“Oh dear.” Ivy’s pretty mouth turned down. “Children can be cruel.”
Gerrit shrugged. “I didn’t know what to do. I was small for my age, and I’ve never been a fighter.”
“I can see that.”
Hardly a compliment to his manliness. “The boy caught my eye. I was the only one who could help him. How could I walk away and leave him? So I stepped in, tried to talk the boys out of it. They turned on me.”
The teakettle lowered to the table. “Oh no.”
Gerrit raised a sheepish smile. “At least I distracted them, and the little boy escaped. But I was beaten up. They stepped on my hand. Stomped on it.”
Ivy took a few steps closer, reached one hand toward his. Stopped. Withdrew her hand. “This reminds you of that.”
His breath—where was it? “Pardon?”
She shook her head. “I’m sorry. I’ve never been good with words. I noticed you flexing your hand. Does today’s decision remind you of that day?”
“I don’t know.” He stared at his own hand. “I do that when I’m thinking.”
“You needed courage that day.” She inclined her head, and soft curls swished to one side. “You need courage today.”
Gerrit restrained those fingers from touching those curls. “I do.”
“You wanted to protect the little boy that day. Today you want to protect Charlie and Bernardus and everyone in your network.” One corner of her mouth dimpled the roundness of her cheek. “That day, protection required action. Today, protection might mean inaction.”
Gerrit swallowed hard. “I thought you weren’t good with words.”
Brown eyes lifted to him, large and warm and wise. “Tell me about your maps. How do they help?”
This he could answer in his sleep, and he rested his hands on the sink behind him. “The maps show the locations of German fortifications—bunkers, gun positions, minefields, anti-tank walls, tunnels. Many are camouflaged so they can’t be seen by Allied aircraft. I also send diagrams of those fortifications, showing the entrances, the internal layout, the location of defensive gunnery, ventilation shafts, power lines—anything that could help.”

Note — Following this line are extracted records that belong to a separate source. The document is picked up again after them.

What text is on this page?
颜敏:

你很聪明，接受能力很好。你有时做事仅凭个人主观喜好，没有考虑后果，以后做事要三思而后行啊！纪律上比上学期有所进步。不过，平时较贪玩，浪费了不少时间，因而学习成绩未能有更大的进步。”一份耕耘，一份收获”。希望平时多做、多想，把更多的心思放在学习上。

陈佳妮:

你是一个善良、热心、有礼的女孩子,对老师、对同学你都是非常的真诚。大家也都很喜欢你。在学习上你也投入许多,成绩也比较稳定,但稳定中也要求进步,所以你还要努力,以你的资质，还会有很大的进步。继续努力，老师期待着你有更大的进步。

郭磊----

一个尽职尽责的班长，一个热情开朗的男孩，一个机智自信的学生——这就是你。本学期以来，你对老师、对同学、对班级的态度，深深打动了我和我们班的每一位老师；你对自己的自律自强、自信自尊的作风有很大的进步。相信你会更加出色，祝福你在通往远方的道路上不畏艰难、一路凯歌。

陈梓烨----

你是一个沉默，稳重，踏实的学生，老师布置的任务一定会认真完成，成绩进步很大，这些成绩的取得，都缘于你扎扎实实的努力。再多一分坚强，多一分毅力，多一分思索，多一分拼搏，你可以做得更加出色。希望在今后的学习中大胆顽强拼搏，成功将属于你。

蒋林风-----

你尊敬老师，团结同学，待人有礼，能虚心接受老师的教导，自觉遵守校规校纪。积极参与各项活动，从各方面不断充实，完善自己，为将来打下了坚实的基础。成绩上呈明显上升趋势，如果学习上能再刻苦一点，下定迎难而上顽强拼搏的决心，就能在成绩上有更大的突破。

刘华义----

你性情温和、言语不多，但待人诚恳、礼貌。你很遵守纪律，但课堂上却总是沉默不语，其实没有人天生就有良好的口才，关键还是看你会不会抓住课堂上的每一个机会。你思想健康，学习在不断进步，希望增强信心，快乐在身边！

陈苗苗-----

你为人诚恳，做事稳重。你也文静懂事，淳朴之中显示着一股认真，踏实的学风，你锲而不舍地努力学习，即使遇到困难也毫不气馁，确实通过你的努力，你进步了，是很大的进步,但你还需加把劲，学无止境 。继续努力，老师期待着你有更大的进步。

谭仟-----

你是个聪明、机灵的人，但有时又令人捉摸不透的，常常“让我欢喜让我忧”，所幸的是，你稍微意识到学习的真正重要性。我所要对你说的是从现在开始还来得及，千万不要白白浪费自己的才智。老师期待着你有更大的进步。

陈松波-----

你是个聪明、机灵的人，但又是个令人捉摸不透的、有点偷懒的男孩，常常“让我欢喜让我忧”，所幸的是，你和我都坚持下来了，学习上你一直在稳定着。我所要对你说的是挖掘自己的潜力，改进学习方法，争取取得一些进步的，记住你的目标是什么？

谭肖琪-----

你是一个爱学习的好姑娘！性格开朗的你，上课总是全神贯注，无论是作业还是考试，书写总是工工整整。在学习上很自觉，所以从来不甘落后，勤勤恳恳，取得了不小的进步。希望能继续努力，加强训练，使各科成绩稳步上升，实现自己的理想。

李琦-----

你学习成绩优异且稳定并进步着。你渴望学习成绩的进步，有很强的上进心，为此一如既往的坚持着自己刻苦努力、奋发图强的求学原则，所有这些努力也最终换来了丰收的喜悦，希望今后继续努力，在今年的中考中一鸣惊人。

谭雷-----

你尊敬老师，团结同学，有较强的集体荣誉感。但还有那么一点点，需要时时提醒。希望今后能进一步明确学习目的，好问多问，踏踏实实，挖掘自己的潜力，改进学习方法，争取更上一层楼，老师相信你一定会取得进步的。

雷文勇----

“I see.” Dark eyelashes fanned over those enormous eyes. “If the Allies had your maps, they could choose their landing sites well and take the positions more quickly. That would shorten the battle, wouldn’t it? Fewer soldiers killed, fewer civilians. You’d be protecting far more than Charlie and Bernardus.”
And Ivy. He wanted to protect Ivy. Perhaps helping bring this dreadful war to a quick end would be the best way to protect her and everyone else he cared about.
“You were courageous that day.” Ivy nodded at Gerrit’s left hand. “You acted to protect.”
Gerrit spread his hand before him. “Today I will be courageous again, protect again.”
A smile dawned on her face, sweet and strong and bright.
Gerrit had prayed for help making a decision, but he’d never dreamed that help would come through Dr. Ivy Picot.
chapter
28
St. Peter’s Parish
Sunday, November 21, 1943
If not for Bernardus Kroon’s build and gait, Ivy would never have recognized him.
Bernardus sat on a stool in the barn milking a cow as Uncle Arthur coached the city boy.
“Like one of your jazz men playing a trumpet.” Gerrit demonstrated with his fingers in the air.
“What do you know about milking cows?” Bernardus sent his friend a look as black as his dyed hair. In the three months since his injury, he’d grown longer hair and a mustache as part of his disguise. The ring had taken his photograph and was forging papers and ration cards for him.